Trotz Lärm, Gestank, Dreck und Regellosigkeit in den verkommenen, dunklen Straßen und verwahrlosten Häusern ist »La Fortezza« noch nicht das untere Ende der Elendsleiter. »Die wirklich Armen« hausen am Flussufer in Wellblechhütten, wo man seine Notdurft im Wasser verrichtet oder dafür Löcher in den Boden gräbt. Einer von denen da unten war bis vor dreizehn Jahren der Witwer Pietro mit seinen Söhnen Andrea, Alfredo und Massimiliano. Eines Nachts zogen sie herauf nach »La Fortezza« und nahmen eine Wohnung im fünften Stock in Beschlag. An ihre Tür wagte niemand zu klopfen. Der Vater – »groß ... hager ... immer dieselben Klamotten ... Gestank von Schweiß ... Alkoholfahne« – ließ die Jungen in der Wohnung oft allein; wenn er Tage später wiederkehrte, prügelte er sie im Rausch halb tot. Ihre unerträglichen Schmerzensschreie weckten die Bewohner des Hauses.

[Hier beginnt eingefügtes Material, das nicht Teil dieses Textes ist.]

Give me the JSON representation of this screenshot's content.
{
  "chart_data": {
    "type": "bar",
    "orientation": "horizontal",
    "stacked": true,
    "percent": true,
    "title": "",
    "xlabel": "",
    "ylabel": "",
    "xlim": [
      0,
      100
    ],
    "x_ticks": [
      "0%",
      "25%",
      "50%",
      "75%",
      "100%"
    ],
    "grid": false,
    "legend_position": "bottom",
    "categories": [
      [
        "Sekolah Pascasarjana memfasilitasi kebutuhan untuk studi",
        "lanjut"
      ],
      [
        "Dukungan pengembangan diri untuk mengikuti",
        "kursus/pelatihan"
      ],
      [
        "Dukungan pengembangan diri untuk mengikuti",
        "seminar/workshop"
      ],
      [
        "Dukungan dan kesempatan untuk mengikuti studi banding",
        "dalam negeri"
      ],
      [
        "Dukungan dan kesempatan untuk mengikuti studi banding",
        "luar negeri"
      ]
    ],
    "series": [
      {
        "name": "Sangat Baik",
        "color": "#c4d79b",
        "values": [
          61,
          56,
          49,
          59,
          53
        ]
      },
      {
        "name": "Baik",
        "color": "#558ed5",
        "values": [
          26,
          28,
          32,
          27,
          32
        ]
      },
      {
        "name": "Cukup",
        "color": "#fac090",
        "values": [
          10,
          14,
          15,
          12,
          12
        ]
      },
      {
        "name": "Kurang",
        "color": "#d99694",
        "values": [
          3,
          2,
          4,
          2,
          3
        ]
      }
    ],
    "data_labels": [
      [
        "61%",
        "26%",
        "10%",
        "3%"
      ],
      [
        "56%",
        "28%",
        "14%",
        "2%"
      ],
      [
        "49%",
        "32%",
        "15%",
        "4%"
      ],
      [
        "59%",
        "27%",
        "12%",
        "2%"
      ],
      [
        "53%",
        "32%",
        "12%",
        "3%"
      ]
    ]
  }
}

Bea, damals acht Jahre alt, folgte ihren Eltern, als sie nach oben liefen. Sie fanden Alfredo wimmernd im Treppenhaus, zwei Vorderzähne fehlten, das Gesicht eine Maske aus Blut, ein Auge zugequollen, das andere starrte zu dem weinenden Mädchen. Die Eltern nahmen ihn auf und umhegten ihn wie ihre eigenen Kinder. Von diesem Moment an wurde Alfredo zu Beas Bruder.
Doch ihre Verbindung ist zwiespältig. Einerseits sind sie ähnlich in ihrem Äußeren und Gehabe: »synchron lässiger Gang ... gleicher Gesichtsausdruck ... gleiche Gesten«. Die anderen Kinder nennen sie »die Zwillinge«, lachen, klatschen, singen hänselnd den Hochzeitsmarsch. In der Tat sind sie unzertrennlich, schlafen sogar im selben Bett.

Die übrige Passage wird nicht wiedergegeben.